The opening of the Verrazano Bridge in 1964, for example, eliminated the ferry between Bay Ridge Brooklyn and Staten Island. The last survivor, other than the municipally operated Staten Island Ferry, was the Lackawanna Railroad Ferry, from Hoboken to several points in Manhattan. It gave up the ghost in 1967.
Back to the Future
Mark Twain’s quip about reports of his death being greatly exaggerated applies to the demise of private ferry service in the harbor. Beginning in the mid 1980’s, commuters began arriving again from towns on the Jersey side of the Hudson River and Monmouth County as well as from Brooklyn. Pier 11 on the East River was rebuilt to receive them. Now, the number is expected to double, to almost 125,000 a week day, 32,500,000 a year.

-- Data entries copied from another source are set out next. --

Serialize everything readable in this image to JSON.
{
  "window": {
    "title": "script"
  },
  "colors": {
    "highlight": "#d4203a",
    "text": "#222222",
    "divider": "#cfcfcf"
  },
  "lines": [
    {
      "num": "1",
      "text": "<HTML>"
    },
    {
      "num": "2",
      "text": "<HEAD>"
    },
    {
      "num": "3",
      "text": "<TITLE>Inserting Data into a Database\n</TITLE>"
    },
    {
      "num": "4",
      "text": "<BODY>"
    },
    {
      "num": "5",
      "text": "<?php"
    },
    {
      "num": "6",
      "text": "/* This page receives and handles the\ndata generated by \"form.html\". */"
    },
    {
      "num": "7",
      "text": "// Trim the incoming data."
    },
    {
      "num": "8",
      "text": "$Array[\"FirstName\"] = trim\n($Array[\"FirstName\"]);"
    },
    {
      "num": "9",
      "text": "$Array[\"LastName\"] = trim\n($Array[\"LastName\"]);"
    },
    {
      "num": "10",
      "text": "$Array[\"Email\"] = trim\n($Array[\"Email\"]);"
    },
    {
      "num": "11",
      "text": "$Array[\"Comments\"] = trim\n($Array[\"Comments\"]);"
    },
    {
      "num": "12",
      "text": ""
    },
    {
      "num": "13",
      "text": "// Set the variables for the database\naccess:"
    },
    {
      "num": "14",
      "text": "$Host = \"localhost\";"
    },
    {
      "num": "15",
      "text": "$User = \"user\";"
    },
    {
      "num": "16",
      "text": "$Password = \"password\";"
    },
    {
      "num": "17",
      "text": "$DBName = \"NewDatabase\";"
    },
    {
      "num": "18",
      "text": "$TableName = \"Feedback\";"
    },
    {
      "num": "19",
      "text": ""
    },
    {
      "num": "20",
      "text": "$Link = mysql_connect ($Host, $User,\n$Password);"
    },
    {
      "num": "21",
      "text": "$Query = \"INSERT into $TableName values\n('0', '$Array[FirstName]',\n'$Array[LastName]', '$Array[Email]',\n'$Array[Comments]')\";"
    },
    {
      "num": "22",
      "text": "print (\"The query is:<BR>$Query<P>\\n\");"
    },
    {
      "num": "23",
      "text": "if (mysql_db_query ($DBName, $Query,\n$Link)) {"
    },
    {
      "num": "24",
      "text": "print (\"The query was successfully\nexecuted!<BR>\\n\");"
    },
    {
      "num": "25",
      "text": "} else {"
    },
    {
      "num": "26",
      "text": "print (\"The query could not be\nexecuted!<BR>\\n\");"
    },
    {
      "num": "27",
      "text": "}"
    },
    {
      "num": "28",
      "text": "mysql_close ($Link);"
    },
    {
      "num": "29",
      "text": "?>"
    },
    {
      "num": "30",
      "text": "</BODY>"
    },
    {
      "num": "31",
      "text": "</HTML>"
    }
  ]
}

Impressive? Yes and no. Even these increased numbers are fewer than in 1860, when more than 40 million crossed the Hudson and East Rivers each year out of a combined population of Brooklyn and the counties of Hudson, Essex, Union and Bergen counties, New Jersey which did not total half a million. Today that population has increased ten fold, to 5 million people, so there should be plenty more commuters who could use an easier commute. There is indeed room for more.